Monday 29 June 2009

Political disputes threaten sale of rights to exploit Iraqi oilfields

Executives from the world’s leading oil companies are flying to Baghdad today to place bids in the first auction of production contracts for Iraqi oil since the 2003 invasion.
Drawn by the promise of rich pickings from the world’s third-largest oil reserves, the multinationals, including BP, Royal Dutch Shell and ExxonMobil, will find themselves at the centre of a political row over the legality of the contract auction.
The bidding process and contract awards, which begin tomorrow, will be shown live on television, but the Iraqi Government’s plan to use the broadcast to deflect allegations of corruption has been undermined by a parliamentary committee, which said at the weekend that the proposed contract awards were illegal.
Nourriddine al-Hayali, an MP who is a member of the parliamentary oil and gas committee, said: “The current effective laws do not grant the Oil Minister the right to [award] contracts unless he gets the approval of the parliament first.”
Thirty-one companies are vying for contracts covering 43 billion barrels of crude hidden in some of the world’s largest untapped fields, an energy resource greater than the oil reserves of Nigeria or the United States. Long coveted by the multinationals, the prize has remained out of reach because of the failure of Iraq’s parliament to approve a legal regime to deal with foreign oil investment.

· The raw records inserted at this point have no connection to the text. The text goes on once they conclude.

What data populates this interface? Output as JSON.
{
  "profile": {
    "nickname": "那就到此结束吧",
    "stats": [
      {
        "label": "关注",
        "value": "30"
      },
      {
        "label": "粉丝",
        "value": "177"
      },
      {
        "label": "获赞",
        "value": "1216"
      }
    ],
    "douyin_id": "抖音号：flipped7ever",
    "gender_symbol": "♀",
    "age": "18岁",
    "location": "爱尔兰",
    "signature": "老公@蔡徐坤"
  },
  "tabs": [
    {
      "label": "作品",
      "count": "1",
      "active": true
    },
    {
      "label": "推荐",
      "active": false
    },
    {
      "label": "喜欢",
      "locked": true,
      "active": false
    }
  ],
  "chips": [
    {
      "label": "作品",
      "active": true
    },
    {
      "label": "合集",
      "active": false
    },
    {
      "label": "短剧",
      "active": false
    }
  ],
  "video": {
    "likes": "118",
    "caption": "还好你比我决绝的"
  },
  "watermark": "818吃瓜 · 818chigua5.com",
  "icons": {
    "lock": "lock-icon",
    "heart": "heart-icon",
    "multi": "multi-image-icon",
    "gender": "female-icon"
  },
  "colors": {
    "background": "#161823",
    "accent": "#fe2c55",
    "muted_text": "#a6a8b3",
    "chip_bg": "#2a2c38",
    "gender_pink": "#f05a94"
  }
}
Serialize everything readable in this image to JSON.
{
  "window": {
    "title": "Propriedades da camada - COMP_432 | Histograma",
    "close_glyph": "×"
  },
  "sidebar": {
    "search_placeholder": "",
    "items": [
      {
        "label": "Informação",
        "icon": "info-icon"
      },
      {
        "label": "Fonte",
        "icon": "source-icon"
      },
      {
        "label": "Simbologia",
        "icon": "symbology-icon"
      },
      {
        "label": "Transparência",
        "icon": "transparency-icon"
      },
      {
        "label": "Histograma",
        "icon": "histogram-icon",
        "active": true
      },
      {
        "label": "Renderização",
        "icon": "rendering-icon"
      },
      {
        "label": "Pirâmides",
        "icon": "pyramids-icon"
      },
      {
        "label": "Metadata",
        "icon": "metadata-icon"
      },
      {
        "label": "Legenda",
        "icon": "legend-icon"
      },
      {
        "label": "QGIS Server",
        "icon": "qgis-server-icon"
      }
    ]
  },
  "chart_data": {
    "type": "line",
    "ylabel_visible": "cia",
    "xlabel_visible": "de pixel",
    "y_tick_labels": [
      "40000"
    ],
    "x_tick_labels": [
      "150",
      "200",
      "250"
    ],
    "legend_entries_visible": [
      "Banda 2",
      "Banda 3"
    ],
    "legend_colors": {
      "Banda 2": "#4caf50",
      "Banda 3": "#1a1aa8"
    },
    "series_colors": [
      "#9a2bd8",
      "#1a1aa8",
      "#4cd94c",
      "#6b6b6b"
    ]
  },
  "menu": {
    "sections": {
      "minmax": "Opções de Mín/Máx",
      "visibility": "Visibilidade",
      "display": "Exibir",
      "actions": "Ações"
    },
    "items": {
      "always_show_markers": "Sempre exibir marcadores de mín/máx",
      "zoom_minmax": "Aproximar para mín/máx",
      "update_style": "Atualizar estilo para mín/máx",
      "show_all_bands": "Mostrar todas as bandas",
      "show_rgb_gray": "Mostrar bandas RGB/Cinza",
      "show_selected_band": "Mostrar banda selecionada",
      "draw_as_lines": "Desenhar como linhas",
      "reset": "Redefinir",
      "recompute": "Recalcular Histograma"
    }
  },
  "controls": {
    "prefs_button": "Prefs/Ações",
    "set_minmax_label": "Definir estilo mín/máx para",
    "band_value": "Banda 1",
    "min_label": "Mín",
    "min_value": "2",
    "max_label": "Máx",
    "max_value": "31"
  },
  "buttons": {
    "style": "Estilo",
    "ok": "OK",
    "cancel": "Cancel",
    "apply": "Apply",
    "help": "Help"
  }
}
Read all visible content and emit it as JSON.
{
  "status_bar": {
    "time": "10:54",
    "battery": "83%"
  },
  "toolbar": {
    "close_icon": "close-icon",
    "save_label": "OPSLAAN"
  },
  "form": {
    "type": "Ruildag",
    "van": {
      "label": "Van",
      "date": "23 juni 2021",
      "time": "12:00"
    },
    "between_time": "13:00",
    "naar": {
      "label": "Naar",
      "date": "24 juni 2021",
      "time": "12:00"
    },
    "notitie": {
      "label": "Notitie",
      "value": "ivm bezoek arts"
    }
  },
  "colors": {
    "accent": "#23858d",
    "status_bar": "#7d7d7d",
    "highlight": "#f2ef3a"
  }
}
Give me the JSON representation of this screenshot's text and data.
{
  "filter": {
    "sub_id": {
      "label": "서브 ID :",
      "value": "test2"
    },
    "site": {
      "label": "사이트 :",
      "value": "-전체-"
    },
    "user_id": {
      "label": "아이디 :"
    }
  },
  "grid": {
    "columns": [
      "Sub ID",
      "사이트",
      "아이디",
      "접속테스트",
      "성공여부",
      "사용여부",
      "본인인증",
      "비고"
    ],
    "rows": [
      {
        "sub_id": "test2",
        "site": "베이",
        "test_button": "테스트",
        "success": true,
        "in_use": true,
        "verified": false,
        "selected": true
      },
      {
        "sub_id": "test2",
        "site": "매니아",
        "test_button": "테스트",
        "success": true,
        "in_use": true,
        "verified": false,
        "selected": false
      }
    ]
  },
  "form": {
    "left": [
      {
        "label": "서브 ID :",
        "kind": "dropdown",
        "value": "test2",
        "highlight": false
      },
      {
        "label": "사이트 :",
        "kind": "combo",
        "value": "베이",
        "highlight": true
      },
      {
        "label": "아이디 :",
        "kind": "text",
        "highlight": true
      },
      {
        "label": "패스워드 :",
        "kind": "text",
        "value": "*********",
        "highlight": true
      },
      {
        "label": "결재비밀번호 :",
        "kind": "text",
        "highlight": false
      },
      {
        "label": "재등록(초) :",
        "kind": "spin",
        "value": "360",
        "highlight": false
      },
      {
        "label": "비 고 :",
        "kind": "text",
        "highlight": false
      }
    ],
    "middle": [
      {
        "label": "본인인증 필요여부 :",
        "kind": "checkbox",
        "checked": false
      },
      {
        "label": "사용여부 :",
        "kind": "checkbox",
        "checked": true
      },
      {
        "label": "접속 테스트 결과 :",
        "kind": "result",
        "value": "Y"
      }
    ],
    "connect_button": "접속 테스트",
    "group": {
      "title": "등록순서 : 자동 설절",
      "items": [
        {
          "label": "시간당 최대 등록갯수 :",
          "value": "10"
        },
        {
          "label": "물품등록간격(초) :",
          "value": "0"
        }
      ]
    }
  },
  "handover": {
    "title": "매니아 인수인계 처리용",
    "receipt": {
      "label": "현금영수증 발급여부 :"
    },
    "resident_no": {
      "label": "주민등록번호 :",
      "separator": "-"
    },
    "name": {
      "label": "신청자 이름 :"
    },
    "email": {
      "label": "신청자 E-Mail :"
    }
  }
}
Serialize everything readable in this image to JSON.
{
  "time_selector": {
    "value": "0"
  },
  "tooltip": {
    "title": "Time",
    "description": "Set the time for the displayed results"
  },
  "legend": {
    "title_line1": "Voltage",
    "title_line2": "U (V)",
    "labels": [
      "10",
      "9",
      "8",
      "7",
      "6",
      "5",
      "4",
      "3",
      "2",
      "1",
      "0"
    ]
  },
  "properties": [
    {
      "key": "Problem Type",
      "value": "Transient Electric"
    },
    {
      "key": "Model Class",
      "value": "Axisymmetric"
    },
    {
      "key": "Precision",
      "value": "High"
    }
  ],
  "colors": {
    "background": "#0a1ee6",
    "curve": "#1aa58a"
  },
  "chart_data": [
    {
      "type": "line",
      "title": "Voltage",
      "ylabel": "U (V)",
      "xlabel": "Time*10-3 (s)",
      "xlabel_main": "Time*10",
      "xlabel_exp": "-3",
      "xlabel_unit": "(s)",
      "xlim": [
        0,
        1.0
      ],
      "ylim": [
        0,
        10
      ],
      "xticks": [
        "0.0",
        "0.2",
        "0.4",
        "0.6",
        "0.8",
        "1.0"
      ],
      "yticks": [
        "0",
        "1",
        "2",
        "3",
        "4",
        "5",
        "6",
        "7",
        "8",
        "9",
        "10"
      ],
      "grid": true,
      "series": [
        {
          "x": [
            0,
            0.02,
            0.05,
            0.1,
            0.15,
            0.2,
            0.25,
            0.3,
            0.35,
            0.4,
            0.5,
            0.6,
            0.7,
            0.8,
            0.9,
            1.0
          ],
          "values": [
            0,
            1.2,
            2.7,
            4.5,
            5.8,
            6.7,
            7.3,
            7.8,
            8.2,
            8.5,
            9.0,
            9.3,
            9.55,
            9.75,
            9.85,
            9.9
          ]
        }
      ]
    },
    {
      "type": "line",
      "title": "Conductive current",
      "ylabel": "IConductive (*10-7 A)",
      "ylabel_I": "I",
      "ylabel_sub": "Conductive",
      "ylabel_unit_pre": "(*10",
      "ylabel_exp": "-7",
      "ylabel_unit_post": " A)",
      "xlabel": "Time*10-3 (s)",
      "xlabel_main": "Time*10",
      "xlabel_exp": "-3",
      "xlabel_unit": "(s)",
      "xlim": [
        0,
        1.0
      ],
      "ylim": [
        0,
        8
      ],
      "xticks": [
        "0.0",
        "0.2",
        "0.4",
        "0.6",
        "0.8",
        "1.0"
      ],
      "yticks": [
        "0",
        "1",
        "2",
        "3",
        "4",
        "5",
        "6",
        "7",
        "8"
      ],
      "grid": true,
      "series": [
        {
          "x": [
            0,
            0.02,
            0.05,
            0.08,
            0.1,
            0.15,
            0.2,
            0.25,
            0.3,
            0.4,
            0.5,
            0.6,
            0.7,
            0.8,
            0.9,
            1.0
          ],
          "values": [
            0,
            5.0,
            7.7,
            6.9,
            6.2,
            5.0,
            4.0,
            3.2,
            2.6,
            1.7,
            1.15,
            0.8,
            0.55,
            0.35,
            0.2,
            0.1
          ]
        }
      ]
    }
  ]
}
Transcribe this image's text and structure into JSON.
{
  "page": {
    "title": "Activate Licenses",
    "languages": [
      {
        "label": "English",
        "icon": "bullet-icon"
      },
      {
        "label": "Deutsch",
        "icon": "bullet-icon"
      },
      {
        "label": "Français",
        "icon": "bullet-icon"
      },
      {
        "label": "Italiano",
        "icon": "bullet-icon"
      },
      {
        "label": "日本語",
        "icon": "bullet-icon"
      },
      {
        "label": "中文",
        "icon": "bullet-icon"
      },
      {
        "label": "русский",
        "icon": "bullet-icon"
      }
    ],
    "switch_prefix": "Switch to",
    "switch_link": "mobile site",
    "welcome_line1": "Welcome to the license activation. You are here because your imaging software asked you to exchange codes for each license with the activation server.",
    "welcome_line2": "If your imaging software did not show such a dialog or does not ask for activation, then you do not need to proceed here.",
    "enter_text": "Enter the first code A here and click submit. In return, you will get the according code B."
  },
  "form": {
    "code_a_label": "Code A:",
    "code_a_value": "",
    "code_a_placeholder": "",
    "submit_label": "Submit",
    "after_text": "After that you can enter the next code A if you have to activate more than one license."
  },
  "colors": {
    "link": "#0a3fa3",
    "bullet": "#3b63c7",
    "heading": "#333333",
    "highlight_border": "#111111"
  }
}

Adding to the political confusion has been the decision by the Kurdish Regional Government (KRG) to award oil licences to foreign companies without the consent of Baghdad. The recent start of oil exports to Turkey from the Kurdish region has inflamed political tension in Baghdad, where Hussein al-Shahristani, the Oil Minister, has been under fire because Iraq’s oil output, at two million barrels a day, is below pre-invasion levels.
Mr al-Shahristani said this month that existing laws would allow the Oil Ministry to approve contracts, but the parliamentary committee sent a memo to the President’s office on Saturday criticising the proposed contracts. Mr al-Hayali said that the auction would create friction between political blocs and added: “There is no legal cover for these contracts.”
South Oil, Iraq’s largest oil company, and an oil workers’ union claim that foreign companies would control 75 per cent of the technical responsibility for the country’s oilfields under the proposed agreements. Critics say that the tenders on offer are too long at 20 years and will surrender control of oilfields that are already in production.
A larger power struggle could threaten the development of the Kirkuk and Bai Hassan fields in disputed Kurdish territories. Royal Dutch Shell and ExxonMobil are vying for contracts to develop Kirkuk, one of Iraq’s oldest and largest fields, which contains eight billion barrels of crude and a huge volume of gas and has yet to be exploited.
The KRG maintains that Baghdad has no authority to offer rights to Kirkuk. “This auction is a violation of Iraq’s federal constitution,” Nechirvan Barzani, the Kurdish prime minister, wrote on the KRG website on Friday. “Any decision related to contracting for Kirkuk and Bai Hassan fields requires the direct involvement of the KRG as a party to the dispute. Regrettably, the KRG has not been involved.”
Others competing in the auction include Lukoil, of Russia, of India, Total, of France, and StatoilHydro, of Norway.